KD: Let’s start by what companies are good at when it comes to compensations and incentives.  They’re really good about base pay, because that’s the biggest part of pay for most people in an organization. Then they spend the next amount of time and effort trying to figure out the annual bonus structure. After that comes other benefits, like long term incentives, assuming they don’t fall by the wayside.

As you know, innovation can take a long time to payout, so long-term incentives are key to encouraging that kind of investment.  Stock options and restricted shares are probably the most common long-term incentives but cash bonuses, phantom stock, and ESOP shares in employee-owned companies are also considered long term incentives.

Large companies are pretty good using some equity as an incentive, but they tie it t long term revenue goals, not innovation. As you often remind us, “innovation is a means to the end, which is growth,” so tying incentives to growth isn’t bad but I believe that we can do better. Tying incentives to the growth goals and how they’re achieved will go a long way towards driving innovation.

 

RB: I’ve worked in and with big companies and I’ve noticed that while they say, “innovation is everyone’s job,” the people who get long-term incentives are typically senior execs.  What gives?

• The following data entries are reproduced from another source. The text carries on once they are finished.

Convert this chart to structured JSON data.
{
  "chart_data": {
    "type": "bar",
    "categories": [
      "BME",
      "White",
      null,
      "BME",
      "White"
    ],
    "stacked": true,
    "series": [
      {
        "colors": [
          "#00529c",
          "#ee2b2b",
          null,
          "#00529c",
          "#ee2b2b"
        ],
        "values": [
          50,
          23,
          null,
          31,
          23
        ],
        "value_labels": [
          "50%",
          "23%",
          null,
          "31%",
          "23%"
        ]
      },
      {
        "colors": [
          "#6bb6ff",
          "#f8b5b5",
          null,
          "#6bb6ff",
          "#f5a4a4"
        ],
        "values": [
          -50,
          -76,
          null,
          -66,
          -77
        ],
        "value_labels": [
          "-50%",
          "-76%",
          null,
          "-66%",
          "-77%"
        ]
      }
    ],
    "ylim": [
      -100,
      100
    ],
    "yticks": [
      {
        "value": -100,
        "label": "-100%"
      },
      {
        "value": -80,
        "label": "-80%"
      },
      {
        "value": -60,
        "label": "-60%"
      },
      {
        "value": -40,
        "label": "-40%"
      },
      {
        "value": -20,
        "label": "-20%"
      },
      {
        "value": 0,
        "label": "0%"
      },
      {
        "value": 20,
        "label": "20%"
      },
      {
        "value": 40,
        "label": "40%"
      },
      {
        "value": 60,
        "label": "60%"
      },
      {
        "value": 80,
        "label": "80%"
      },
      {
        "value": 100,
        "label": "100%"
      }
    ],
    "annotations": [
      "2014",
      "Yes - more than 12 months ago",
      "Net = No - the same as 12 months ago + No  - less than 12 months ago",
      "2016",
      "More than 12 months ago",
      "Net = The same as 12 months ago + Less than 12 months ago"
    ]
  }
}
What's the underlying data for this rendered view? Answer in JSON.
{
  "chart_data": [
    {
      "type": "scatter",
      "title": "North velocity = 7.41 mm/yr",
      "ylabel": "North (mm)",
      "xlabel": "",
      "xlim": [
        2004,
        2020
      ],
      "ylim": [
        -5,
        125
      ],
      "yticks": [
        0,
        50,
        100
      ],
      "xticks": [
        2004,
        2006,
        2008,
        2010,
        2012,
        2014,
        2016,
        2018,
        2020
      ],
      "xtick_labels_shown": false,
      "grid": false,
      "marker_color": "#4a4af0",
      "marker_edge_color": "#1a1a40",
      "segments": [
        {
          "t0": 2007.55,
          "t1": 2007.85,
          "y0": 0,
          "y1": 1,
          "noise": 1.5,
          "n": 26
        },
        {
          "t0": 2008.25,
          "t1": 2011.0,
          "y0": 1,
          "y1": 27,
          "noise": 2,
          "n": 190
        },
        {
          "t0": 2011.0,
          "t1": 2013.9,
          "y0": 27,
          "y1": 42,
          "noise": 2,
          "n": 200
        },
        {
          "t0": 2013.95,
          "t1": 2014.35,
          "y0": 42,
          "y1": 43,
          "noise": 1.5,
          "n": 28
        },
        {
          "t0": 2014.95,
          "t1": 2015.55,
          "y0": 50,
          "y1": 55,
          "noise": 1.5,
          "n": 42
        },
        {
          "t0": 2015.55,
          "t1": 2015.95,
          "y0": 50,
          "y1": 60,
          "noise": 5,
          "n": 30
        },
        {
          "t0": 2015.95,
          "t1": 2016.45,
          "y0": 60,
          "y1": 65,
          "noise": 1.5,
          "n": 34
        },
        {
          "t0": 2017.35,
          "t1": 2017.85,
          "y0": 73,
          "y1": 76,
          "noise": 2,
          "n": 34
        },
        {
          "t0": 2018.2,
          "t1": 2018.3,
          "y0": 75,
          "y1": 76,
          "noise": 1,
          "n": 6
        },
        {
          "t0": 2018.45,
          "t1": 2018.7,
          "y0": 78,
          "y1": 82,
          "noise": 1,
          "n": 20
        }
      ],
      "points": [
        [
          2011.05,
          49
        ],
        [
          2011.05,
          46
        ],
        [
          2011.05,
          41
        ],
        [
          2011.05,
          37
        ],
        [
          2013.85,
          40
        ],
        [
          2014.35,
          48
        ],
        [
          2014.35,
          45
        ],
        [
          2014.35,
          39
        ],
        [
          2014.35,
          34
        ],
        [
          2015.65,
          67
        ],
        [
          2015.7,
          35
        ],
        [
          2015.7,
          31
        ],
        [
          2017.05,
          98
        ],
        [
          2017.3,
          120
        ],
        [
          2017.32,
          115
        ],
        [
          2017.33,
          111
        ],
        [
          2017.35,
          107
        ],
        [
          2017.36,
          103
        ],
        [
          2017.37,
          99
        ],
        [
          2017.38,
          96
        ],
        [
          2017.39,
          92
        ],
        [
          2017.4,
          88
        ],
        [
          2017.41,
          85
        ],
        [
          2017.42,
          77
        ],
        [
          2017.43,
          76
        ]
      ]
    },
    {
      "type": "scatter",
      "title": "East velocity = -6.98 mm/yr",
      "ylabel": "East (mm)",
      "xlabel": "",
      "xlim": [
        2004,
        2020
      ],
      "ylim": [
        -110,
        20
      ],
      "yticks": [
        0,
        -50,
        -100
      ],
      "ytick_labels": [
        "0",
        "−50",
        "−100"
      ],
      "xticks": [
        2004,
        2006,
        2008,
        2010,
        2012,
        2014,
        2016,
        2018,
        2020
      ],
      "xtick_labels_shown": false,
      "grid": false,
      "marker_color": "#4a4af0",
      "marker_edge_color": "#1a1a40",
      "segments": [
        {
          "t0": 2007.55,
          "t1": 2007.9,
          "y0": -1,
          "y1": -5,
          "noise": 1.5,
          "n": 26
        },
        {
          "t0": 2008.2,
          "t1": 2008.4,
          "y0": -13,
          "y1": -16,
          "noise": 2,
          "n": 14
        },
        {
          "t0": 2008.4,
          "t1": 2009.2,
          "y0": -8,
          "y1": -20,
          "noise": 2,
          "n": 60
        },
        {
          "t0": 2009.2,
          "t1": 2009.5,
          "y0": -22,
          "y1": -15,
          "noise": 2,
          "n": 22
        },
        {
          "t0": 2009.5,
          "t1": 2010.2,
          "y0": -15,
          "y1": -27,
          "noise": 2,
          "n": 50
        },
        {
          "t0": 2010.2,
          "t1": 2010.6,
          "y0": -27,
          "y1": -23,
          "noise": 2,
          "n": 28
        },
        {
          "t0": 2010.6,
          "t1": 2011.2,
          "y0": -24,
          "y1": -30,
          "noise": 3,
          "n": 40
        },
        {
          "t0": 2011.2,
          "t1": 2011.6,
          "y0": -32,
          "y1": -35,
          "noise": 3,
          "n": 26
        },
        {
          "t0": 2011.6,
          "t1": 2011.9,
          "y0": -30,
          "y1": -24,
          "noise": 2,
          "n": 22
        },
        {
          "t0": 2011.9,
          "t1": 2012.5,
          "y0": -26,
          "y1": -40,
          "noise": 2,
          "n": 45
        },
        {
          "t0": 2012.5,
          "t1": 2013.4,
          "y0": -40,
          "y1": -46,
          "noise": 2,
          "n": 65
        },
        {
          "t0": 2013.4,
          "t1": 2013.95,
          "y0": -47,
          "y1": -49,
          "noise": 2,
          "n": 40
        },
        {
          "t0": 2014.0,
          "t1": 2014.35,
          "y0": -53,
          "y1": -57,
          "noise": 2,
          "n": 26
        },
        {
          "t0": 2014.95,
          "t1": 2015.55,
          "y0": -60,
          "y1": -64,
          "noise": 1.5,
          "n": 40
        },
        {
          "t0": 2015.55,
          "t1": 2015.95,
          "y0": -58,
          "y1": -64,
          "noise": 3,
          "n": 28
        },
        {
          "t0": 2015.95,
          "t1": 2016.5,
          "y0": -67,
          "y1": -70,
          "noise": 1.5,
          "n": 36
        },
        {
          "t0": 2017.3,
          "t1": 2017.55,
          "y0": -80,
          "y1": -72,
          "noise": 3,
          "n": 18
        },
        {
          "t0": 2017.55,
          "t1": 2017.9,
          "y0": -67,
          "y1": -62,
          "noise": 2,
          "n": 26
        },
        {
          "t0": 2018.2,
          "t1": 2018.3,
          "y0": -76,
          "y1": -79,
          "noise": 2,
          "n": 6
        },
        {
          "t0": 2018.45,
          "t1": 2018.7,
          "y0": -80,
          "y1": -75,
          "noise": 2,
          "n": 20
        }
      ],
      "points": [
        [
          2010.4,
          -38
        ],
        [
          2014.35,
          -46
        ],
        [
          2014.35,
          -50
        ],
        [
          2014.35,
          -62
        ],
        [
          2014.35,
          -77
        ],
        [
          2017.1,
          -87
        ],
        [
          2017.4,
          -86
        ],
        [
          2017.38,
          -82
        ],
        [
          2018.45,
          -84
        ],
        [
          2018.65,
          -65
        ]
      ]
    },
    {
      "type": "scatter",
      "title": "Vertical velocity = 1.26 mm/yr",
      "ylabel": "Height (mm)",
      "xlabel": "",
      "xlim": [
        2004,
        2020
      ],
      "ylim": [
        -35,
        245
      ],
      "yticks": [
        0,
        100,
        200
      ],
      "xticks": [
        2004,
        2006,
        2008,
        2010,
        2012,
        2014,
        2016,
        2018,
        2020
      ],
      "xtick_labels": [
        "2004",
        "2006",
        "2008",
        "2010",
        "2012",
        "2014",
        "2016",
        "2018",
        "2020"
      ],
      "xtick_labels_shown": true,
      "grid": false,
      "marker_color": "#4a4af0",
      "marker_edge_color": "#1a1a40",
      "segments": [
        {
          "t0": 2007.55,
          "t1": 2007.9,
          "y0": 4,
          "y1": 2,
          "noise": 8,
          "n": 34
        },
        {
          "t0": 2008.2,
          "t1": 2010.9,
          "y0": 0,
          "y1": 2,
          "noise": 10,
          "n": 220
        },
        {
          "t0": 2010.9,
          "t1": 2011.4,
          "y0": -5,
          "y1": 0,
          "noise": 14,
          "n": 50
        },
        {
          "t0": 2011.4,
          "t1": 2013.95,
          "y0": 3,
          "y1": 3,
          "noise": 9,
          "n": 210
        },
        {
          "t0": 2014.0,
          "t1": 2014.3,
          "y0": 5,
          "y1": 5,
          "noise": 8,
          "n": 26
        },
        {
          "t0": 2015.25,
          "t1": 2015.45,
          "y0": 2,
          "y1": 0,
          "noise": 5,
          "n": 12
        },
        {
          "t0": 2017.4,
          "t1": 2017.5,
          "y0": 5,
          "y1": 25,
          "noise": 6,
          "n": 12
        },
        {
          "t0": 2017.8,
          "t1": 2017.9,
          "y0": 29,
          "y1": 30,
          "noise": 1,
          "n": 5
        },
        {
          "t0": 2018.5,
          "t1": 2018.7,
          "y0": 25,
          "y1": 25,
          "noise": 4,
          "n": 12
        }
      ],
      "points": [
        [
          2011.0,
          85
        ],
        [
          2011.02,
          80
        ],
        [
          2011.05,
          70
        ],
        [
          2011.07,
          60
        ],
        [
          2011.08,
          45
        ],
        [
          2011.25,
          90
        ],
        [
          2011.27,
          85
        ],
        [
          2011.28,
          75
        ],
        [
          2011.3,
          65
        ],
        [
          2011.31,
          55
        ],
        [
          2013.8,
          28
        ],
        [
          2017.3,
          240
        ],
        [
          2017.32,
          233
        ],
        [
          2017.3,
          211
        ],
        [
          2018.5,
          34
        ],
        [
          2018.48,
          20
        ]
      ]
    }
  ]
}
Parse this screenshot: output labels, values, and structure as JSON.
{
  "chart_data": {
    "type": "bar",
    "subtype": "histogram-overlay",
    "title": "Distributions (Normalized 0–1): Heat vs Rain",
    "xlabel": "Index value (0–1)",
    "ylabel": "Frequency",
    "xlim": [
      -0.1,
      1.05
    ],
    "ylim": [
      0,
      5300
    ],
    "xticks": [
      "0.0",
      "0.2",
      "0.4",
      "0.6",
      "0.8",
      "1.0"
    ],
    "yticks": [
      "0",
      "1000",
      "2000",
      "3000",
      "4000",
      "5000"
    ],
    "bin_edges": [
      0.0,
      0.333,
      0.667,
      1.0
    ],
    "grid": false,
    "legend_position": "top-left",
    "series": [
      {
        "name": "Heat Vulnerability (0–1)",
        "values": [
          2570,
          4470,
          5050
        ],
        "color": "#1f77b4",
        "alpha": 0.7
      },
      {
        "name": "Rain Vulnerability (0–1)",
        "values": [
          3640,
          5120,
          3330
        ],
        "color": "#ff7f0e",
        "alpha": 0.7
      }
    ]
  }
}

Long-term incentives are definitely underutilized, below the executive level, and maybe below the director level. Assuming that most companies’ innovation efforts aren’t moonshots that take decades to realize, it makes a ton of sense to use long-term incentives throughout the organization and its ecosystem.  However, when this idea is proposed, people often pushback because “it’s too complex” for folks lower in the organization, “they wouldn’t understand.” or “they won’t appreciate it”. That stance is both arrogant and untrue.  I’ve consistently seen that when you explain long-term incentives to people, they do get it, it does motivate them, and the company does see results.

 

RB: Are there any examples of organizations that are getting this right?

We’re seeing a lot more innovative and interesting risk-taking behaviors in companies that are not primarily focused on profit.

Our B Corp clients are doing some crazy, cool stuff.  We have an employee-owned company that is a consulting firm, but they had an idea for a software product.  They launched it and now it’s becoming a bigger and bigger part of their business.

Family-owned or public companies that have a single giganto shareholder are also hotbeds of long-term thinking and, therefore, innovation.  They don’t have that same quarter to quarter pressure that drives a relentless focus on what’s happening right now and allows people to focus on the future.

 

What’s the most important thing leaders need to understand about compensation and innovation?

If you’re serious about innovation, you should be incentivizing people all over the organization.  If you want innovation to be a more regular piece of the culture so you get better results, you’ve got to look at long term incentives.  Yes, you should reward people for revenue and short-term goals.  But you also need to consider what else is a precursor to our innovation. What else is makes the conditions for innovating better for people, and reward that, too.


Kate’s insight reveals the fundamental contradiction at the heart of most companies’ innovation struggles: you can’t build long-term value with short-term thinking, especially when your compensation system rewards only the latter.

What does your company’s approach to compensation say about its culture and values?